09 Mar 2018

Startup Pitch: Noken promises to remove uncertainty from travel planning

New travel inspiration app startup Noken has tapped into an important dynamic in modern travel planning: choice paralysis. With so many places now affordable to visit and so many activities on offer, planning may have become overwhelming for some. We know that travel planning can take way too long. Noken addresses choice paralysis by offering passengers expert curated itineraries with engaging guides in the palms of their hands.

What problem does your business solve?

To plan an authentic travel experience, the modern traveler has to spend hours scrolling the internet, piecing together disparate resources and managing various bookings. Ironically, planning a great vacation ends up feeling a lot like work.

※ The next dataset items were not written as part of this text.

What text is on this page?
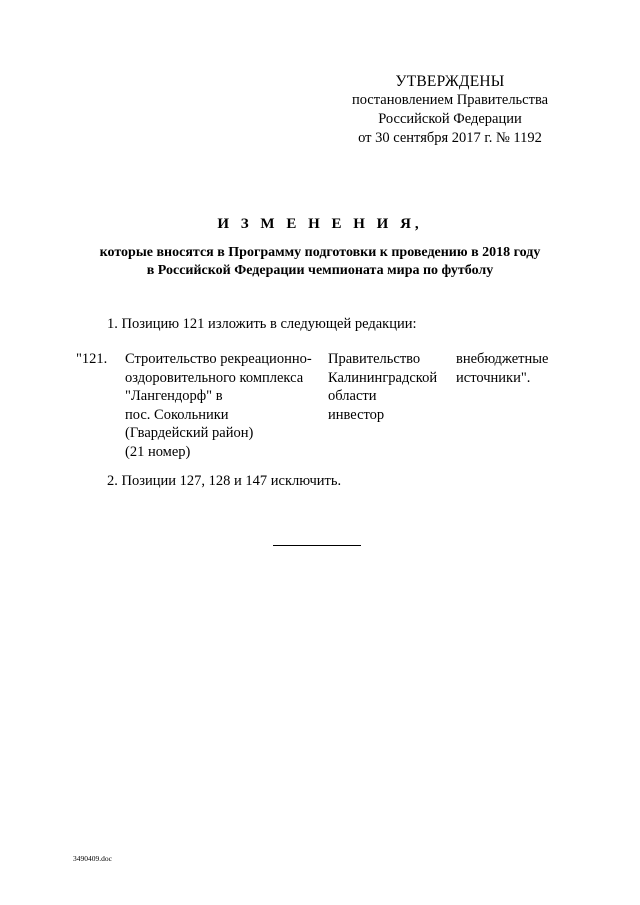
УТВЕРЖДЕНЫ
постановлением Правительства
Российской Федерации
от 30 сентября 2017 г. № 1192
И З М Е Н Е Н И Я,
которые вносятся в Программу подготовки к проведению в 2018 году
в Российской Федерации чемпионата мира по футболу
1. Позицию 121 изложить в следующей редакции:
"121. Строительство рекреационно-
оздоровительного комплекса
"Лангендорф" в
пос. Сокольники
(Гвардейский район)
(21 номер)
Правительство
Калининградской
области
инвестор
внебюджетные
источники".
2. Позиции 127, 128 и 147 исключить.
3490409.doc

To solve for this, we’re reinventing the old-school, pre-packaged tour industry for the modern traveler. Noken curates end-to-end travel blueprints that are customized to individual budgets, booked in moments and then self-guided using a personalized app. With Noken, travelers get all of the experience, with none of the work.

Names of founders, their management roles, and number of full-time paid staff?

Noken is a team of five: Marc Escapa (cofounder and CEO), Emily Brockway (cofounder and CMO), Matthew Ratzloff (VP of Engineering), Parshwa Khambhati (Operations) and Alex Dittrich (Growth).

Funding arrangements?

We raised a pre-seed round in September 2017, led by Brooklyn Bridge Ventures, and we will raise our seed round in Spring 2018.

Revenue model?

Travelers pay only a flat $5 per day service fee to book a Noken blueprint, receive the app-guide, and access a 24/7 concierge. The flat fee ensures Noken’s incentives are aligned to curate the best (not necessarily the most expensive) providers. Like all other booking platforms, Noken also earns between 10%-20% on all reservations.

Why do you think the pain point you’re solving is painful enough that customers are willing to pay for your solution?

The modern consumer longs for two things: convenience and authenticity. Time and time again, we have seen this trend unfold in a variety of industries; an innovative company leverages their expertise to synthesize a messy process and provide a radically convenient way to access a superior product. Just look at Wealthfront, Casper, WeWork and Allbirds, to name a few.

The travel industry, though, has not caught up to the modern traveler’s needs, and in today’s offerings, there is an inherent trade-off between convenience and authenticity. On one hand, to get a great travel experience, travelers must invest hours piecing together resources, planning and booking. On the other hand, to get a convenient travel experiences, travelers must sacrifice an individualized, authentic experience. Take traditional tour packages for instance. They allow you to purchase a trip in a few clicks, but you’re placed in a large, unfamiliar group, loaded onto coach buses and led by a tour guide holding some sort of flag.

With Noken, you’re getting a superior experience with unparalleled ease, and the Noken fee is only ~3% of your trip value.

External validation?

Noken was founded by Marc and Emily at Harvard Business School and was incubated through the Rock Accelerator at Harvard. Marc previously worked for Turo, a successful peer-to-peer car rental startup, and Emily has worked at various startups and most recently was the special assistant to the CEO at Box.

During Noken’s beta period in 2017, the company scrappily rolled-out its beta in Iceland with a prototyped app via Invision. Noken sent hundreds of beta travelers to Iceland with the prototyped app and received wildly high NPS scores. Noken is set to launch in the beginning of February 2018.

Tnooz view:

We’re excited! At heart, Noken is the modern, digital interpretation of an old-school travel agency accessible on a flash app—but it shows promise.

 

The detailed, informative guides, the 24/7 concierge answering advice via chat, helpful step-by-step navigation, a clean UX on the web and the app, and beautiful imagery all show how carefully the developers thought through the pain points of travel.

 

Eschewing any trip ratings feature in favor of curated travel expert insights reflects Noken’s retro-revamp travel agency mindset. It may be a good idea given growing skepticism and systematic manipulations of reviews. It’s a hassle they avoid.

 

There are great opportunities to grow partnerships as Noken adds destinations. Airlines connecting through an API would simplify the flight bookings for customers and might boost revenue further.

 

If the founders at Noken can keep to this formula while scaling, they may be on to something big (and make themselves a good prospect for acquisition).